I've been a King fan since I read Salem's Lot back in 70-something. I've had the feeling that he has been going down hill for a while now and with Cell he's hit bottom, at least for me, I've read my last King book. If I want left wing looney political crap, I'll get Michael Moore. If I want a silly short story ending, I'll re-read some O. Henry. Unfortunately, if I want a first rate horror thriller, I won't read S. King anymore. It's really hard to believe the guy who wrote The Stand wrote Cell.
You certainly didn't have to wait long for the action to start. This is the best book I've "read" in quite a while. Each night I was anxious to get back to the story. The only problem I had was that it started out at such break-neck speed, I couldn't see how he could keep it up through an entire book. There were some slow spots later on and the ending was a little abrupt for me, but overall, a great Stephen King book.
First, though i love king, especially his history of impeccable character development, i have always found many of his endings wanting (witness three or four tries in Insomnia). either there is going to be a Cell2 (or perhaps it will be "REDIAL'), or this ending just stinks. either way it turned a good readable book into a dissapointment. Though I love dark tower, i want to know when i am going to get a 2bcontinued. I resent not being warned.

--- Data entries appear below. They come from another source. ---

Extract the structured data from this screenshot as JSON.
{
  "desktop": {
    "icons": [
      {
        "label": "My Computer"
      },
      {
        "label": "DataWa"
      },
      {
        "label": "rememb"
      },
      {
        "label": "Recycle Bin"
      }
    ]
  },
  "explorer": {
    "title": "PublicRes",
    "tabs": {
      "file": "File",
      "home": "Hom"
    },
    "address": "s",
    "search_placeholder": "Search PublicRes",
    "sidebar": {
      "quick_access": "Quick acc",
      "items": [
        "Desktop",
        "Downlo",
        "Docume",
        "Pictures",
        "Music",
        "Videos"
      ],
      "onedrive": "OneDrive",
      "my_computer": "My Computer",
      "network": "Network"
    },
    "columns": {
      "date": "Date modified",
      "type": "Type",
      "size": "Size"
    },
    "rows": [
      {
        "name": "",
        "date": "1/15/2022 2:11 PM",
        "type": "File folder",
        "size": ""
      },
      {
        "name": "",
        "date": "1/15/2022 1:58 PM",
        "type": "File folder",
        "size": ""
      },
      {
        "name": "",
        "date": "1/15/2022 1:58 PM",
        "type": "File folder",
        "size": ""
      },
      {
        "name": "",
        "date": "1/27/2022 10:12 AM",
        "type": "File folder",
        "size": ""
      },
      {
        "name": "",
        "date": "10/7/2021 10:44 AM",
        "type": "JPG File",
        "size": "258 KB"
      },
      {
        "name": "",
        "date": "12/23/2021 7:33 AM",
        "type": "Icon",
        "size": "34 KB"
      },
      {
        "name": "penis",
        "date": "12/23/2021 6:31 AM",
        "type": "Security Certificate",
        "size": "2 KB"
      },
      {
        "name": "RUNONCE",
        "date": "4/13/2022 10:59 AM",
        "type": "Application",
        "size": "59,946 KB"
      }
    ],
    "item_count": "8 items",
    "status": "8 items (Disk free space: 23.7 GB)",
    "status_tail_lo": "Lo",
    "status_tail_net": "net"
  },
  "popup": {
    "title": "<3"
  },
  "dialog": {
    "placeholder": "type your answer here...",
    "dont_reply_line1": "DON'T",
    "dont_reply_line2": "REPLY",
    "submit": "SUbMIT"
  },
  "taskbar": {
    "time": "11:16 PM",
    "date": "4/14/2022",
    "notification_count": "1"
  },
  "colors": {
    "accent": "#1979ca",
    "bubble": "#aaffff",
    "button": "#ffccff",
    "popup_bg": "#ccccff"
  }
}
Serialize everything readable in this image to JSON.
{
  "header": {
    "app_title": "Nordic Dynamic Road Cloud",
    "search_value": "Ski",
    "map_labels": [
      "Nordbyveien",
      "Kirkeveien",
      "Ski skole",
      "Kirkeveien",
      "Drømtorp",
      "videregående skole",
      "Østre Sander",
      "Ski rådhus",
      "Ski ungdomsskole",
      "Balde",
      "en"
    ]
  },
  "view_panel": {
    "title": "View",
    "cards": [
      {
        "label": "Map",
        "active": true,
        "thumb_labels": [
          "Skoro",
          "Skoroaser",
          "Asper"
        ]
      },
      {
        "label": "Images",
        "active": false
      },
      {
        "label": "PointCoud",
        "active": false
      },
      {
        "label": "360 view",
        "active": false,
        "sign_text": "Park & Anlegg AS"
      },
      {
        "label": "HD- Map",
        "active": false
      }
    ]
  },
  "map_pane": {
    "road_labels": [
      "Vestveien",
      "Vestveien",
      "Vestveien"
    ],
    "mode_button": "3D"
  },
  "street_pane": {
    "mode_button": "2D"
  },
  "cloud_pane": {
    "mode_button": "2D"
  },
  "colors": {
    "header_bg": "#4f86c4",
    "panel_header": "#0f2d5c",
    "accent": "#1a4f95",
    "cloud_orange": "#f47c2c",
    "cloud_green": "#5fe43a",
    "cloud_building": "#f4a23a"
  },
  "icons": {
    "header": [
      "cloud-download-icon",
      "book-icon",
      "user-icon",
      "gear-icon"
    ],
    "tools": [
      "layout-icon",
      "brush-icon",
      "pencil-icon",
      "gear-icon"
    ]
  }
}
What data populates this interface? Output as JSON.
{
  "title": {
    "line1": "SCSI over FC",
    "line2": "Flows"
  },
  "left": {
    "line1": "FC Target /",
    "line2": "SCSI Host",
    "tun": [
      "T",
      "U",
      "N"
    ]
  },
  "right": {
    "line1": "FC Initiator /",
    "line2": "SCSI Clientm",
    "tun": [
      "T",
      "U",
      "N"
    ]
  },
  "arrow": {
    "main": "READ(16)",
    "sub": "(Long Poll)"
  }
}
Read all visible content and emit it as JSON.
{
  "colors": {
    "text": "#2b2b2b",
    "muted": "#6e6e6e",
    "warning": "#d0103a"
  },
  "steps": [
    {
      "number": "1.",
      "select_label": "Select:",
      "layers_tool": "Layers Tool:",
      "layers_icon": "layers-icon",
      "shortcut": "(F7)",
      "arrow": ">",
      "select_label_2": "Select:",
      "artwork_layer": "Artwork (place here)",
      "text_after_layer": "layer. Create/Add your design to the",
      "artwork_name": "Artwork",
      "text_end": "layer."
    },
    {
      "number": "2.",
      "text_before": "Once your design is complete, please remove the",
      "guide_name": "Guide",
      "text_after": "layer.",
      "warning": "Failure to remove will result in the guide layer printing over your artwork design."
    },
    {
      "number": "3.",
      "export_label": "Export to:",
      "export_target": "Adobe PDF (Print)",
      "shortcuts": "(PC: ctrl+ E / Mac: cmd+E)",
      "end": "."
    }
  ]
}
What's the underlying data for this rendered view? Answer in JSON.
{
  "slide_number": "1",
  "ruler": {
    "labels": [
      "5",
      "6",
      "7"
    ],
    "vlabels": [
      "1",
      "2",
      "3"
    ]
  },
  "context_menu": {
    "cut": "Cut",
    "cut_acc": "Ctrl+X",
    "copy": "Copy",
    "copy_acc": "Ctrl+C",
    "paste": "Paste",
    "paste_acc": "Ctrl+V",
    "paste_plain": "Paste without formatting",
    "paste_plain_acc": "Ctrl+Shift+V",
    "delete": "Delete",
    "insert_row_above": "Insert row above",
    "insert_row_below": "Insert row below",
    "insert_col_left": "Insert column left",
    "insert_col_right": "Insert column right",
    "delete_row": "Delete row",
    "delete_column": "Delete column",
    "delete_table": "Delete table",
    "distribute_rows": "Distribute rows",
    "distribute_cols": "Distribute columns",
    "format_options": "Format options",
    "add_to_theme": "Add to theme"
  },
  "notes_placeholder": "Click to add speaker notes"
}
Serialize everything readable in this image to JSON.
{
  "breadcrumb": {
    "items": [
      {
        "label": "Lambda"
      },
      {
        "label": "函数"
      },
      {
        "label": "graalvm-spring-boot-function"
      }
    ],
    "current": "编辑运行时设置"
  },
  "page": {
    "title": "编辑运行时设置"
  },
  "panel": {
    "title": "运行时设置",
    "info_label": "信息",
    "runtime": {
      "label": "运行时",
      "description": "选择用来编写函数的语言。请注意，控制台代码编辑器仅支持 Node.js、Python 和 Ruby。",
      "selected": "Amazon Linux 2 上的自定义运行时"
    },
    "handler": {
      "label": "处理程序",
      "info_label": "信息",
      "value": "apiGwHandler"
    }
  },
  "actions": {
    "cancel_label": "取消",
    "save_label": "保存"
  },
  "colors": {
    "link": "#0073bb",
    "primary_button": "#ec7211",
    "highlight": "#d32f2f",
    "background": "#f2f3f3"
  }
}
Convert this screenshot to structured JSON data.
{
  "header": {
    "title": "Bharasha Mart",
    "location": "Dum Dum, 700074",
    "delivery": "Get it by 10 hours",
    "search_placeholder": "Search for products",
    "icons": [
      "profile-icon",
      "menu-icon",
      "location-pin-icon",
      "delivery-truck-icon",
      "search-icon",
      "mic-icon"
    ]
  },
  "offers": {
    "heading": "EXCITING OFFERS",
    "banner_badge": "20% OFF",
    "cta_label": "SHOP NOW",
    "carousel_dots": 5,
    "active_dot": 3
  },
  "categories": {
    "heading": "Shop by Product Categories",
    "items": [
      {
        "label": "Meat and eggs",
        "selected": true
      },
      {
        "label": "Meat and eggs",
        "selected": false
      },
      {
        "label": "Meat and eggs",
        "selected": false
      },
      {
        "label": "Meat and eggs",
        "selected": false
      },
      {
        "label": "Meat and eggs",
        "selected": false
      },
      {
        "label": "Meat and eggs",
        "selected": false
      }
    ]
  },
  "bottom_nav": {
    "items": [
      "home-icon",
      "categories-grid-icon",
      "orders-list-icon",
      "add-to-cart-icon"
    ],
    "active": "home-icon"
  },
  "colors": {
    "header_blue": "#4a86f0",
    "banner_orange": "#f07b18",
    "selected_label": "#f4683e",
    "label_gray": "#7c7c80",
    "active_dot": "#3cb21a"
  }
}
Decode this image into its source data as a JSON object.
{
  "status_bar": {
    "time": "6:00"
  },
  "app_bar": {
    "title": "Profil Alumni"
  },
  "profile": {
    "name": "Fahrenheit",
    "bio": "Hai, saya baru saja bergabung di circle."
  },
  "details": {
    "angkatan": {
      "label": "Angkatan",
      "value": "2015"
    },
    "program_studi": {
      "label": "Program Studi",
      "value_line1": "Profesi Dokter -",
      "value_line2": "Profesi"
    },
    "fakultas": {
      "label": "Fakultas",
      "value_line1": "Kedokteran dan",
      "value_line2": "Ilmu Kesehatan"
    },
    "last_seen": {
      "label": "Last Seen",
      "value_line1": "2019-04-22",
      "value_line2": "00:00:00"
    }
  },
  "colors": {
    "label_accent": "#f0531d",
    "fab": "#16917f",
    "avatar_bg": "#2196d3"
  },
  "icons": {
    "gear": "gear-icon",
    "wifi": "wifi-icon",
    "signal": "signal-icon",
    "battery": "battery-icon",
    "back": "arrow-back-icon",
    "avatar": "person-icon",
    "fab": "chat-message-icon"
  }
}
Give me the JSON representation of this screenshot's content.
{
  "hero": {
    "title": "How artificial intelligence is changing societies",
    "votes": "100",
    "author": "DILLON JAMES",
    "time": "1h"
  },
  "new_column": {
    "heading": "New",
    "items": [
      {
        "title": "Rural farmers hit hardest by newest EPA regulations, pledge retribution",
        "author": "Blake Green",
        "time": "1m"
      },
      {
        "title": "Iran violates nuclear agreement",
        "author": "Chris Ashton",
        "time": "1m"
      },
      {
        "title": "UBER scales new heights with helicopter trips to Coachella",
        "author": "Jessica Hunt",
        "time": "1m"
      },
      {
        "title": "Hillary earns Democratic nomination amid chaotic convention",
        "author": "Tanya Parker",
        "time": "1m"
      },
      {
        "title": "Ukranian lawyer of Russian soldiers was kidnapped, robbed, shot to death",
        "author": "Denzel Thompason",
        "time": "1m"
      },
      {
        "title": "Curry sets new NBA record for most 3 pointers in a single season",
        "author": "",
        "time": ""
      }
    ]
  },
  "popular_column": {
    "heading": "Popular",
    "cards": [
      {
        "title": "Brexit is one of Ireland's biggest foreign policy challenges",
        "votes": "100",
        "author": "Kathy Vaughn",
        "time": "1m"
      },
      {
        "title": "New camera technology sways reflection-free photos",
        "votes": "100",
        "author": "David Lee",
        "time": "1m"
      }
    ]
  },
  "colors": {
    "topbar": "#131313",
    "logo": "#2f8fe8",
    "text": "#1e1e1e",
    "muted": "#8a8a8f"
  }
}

2. the audio production was rushed to production, with snippets inserted, especially toward the end, by either the reader with a bad cold, or someone else.
3. if this becomes a screen play it will be the goriest king movie ever. i have always felt that hollywood was responsible for those bloody translations, but it is as if this was written to become a gory movie. easy enough to ignore when listening, or reading (if any of us still do that!), but stay away from the cinematic version if it ever comes. Gratuitous gore. It is worth a listen, if your a King fan, but he has written better!